By Special Correspondent
Isaac Njuguna’s workshop near the busy Dagoretti Market can be mistaken for one of the many abattoirs that dot the area. In the compound, a strong stench of rotting flesh and bones waft from the workshop, which is just a few meters away from the famous slaughterhouses of Dagoretti. In the populous Dagoretti area, slaughterhouses have been the lifeline of the locals, with most people eking out a living from the meaty business. The resultant booming business brings with it an undesirable byproduct; the bones, which are carelessly thrown about when people have feasted on the meat.
For Njuguna, a former teacher, the bones are a gold mine. He crushes them to make bone meal, an essential element when it comes to manufacture of animal feeds.
Since 1998, this has been his preoccupation. Though he earned a meager income when he worked as an untrained teacher, today he rakes in a handsome income from bones. His thriving business has created jobs for him and others in an area where most people are jobless.
Here’s how he morphed into a job creator.
After completing his secondary school education at Meru School in 1983, he started working as an untrained teacher, where he earned a monthly income of Kes1400. Frustrated with the low pay, he q quit his job after five years and joined his villagemates in scavenging for jobs in the nearby Dagoreti slaughterhouses.
Once he got a job, he could work extra hard, to a point where he had saved enough to open his own butchery bin the nearby Ngong town.
It’s in Ngong town where he inadvertently bumped into the bone crushing business and liked it.
Though he couldn’t get enough information from the owner of the business about how to start such a venture, he was ingenious enough to create his own bone crushing machine from scratch.
With a bone crusher, he realized that he needed lots of electricity to run it. He almost gave up after he learnt that power installation could set him back with Kes400000.
Undeterred, he sold his meat  business and took a leap of faith to venture into the bone crushing industry.

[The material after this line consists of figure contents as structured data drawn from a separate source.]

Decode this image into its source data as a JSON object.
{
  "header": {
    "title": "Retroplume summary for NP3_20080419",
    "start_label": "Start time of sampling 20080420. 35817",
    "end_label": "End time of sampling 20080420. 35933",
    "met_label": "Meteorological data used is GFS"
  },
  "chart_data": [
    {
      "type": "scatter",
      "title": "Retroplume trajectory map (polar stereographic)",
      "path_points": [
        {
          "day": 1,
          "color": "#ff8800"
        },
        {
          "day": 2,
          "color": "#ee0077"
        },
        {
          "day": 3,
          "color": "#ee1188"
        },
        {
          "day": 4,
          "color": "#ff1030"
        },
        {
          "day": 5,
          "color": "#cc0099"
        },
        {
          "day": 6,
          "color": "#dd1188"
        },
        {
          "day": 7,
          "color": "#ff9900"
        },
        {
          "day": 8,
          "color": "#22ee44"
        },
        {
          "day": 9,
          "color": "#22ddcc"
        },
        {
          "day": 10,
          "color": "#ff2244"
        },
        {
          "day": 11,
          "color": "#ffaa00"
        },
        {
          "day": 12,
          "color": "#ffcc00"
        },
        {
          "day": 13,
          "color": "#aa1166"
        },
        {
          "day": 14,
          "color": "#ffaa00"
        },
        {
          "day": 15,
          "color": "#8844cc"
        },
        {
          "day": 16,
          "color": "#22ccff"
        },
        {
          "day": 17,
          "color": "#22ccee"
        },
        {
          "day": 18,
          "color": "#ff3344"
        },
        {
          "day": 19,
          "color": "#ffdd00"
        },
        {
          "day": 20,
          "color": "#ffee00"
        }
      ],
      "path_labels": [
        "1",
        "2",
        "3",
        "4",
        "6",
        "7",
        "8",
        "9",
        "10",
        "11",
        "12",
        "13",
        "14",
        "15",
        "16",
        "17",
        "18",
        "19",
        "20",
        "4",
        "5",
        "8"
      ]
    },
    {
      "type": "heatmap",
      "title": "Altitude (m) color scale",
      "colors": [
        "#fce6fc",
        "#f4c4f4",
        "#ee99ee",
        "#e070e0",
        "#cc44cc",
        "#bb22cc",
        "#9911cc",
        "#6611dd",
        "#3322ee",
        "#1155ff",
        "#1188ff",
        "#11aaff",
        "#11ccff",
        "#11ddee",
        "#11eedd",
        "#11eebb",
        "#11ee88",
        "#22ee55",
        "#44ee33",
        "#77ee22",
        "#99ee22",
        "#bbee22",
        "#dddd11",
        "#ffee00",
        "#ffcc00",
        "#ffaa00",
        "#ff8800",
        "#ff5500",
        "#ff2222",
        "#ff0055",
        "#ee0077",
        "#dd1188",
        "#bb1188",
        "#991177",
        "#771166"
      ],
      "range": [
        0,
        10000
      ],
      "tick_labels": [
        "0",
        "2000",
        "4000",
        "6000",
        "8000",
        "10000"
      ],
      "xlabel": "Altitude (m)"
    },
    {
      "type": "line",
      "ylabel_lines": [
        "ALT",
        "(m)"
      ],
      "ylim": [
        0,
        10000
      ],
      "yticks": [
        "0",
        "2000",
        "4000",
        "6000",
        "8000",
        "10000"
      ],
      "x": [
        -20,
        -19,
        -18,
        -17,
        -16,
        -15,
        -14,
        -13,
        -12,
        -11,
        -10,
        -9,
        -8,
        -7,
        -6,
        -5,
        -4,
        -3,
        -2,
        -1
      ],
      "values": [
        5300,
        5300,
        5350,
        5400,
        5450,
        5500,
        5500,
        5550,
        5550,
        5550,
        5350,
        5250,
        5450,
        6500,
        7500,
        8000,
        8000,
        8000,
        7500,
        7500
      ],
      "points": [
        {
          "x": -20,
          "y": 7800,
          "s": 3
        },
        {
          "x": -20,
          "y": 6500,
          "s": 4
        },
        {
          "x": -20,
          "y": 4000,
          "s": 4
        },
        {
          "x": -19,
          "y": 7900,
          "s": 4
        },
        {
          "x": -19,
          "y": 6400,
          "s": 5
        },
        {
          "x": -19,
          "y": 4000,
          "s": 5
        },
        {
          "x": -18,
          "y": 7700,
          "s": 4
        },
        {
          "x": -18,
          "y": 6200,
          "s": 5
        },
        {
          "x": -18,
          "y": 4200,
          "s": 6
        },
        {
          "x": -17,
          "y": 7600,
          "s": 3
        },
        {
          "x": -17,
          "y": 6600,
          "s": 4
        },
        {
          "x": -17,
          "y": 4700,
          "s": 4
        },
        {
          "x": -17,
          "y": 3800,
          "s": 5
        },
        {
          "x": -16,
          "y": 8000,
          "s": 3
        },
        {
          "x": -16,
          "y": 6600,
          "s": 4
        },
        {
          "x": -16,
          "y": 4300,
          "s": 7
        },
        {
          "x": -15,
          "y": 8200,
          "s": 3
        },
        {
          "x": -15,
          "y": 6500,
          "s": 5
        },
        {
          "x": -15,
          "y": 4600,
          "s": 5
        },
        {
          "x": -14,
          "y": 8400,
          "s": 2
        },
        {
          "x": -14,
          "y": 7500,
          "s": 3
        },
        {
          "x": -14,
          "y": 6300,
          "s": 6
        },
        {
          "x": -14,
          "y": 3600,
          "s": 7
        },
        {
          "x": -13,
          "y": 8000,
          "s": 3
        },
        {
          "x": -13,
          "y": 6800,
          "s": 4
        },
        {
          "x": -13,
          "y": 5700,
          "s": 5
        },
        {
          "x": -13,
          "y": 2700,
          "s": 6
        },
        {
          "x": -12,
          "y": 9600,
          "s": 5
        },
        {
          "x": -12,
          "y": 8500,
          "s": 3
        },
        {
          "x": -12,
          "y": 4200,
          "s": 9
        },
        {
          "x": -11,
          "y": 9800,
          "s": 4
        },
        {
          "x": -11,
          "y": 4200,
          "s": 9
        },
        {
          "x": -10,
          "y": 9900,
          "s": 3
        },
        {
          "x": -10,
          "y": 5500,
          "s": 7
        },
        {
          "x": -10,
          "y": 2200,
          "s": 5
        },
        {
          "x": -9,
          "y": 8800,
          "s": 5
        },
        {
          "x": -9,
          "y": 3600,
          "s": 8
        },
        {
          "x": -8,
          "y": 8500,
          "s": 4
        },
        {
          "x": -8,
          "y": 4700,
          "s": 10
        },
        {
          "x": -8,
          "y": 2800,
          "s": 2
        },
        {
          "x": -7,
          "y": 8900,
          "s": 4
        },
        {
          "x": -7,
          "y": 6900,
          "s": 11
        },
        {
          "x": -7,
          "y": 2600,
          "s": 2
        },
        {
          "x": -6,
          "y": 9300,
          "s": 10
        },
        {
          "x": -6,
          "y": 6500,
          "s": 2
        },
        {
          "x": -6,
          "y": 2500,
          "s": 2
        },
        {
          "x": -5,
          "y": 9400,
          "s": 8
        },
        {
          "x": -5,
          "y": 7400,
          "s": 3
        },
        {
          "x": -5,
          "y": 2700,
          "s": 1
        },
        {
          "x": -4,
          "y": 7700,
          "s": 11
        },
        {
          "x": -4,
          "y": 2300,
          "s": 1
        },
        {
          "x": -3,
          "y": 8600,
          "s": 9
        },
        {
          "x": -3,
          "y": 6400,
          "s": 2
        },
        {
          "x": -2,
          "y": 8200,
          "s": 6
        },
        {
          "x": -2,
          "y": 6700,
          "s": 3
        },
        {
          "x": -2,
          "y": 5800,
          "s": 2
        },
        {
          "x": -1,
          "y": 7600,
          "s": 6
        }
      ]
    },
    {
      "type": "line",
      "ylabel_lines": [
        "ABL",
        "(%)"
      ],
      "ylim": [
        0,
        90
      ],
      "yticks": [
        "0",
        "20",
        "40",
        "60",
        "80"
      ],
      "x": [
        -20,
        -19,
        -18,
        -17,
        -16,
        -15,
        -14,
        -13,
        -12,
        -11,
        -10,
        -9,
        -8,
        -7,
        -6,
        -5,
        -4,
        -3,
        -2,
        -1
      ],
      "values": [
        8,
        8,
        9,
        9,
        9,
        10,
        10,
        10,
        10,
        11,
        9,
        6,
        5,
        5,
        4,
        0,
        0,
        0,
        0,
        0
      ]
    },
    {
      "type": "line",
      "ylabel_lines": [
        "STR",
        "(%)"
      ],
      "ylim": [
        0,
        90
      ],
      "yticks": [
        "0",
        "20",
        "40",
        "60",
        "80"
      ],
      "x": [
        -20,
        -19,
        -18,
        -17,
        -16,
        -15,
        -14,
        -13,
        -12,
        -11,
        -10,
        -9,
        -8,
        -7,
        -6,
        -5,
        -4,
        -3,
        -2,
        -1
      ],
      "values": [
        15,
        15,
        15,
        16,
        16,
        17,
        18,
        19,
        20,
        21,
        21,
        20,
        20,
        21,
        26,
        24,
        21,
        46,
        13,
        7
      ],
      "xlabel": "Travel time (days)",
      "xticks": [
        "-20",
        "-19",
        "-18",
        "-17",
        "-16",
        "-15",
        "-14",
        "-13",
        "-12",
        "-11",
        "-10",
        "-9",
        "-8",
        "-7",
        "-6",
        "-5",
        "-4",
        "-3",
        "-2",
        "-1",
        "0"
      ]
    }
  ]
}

Once he took his first sample of bone meal to the Kenya Bureau of Standards for testing, it was given a clean bill of health, paving the way for more than two decades of bone meal production.
Today, he supplies the bone meal in bulk, to animal feed manufacturers like Hemco Feeds, Sigma Feeds, and Belfast Companies, some of which buy the product in batches of 2 tons, 5 tones or 10 tons.
His milling plant can process up to two tons of bone meal in a day. At any given day, the miller employs up to eight people, with the number rising to 12 when business is good.
Looking back, he delights in seeing the huge impact the bone business has had in his backyard.
“Bones from the slaughterhouses were  disposed off anyhowly. Dogs would carry them farther and farther and the village would be drowning in the stench of rotting meat and bones.”
He believes that his bone factory is a way of ridding the village of bones, which can be a health hazard if not well handled.
Having achieved great success in the bone crushing business, he plans to set up a fully-fledged factory with a higher capacity as he aspires to meet the rising demand for bone meal.
As an old hand on the job, he has a few words of wisdom that can benefit young entrepreneurs. “Persist in whatever you do and you’ll’ ultimately reap rewards.”
For him, he says the stench of the rotting meat and bones is not so pleasant, but he persists to get money out of it all.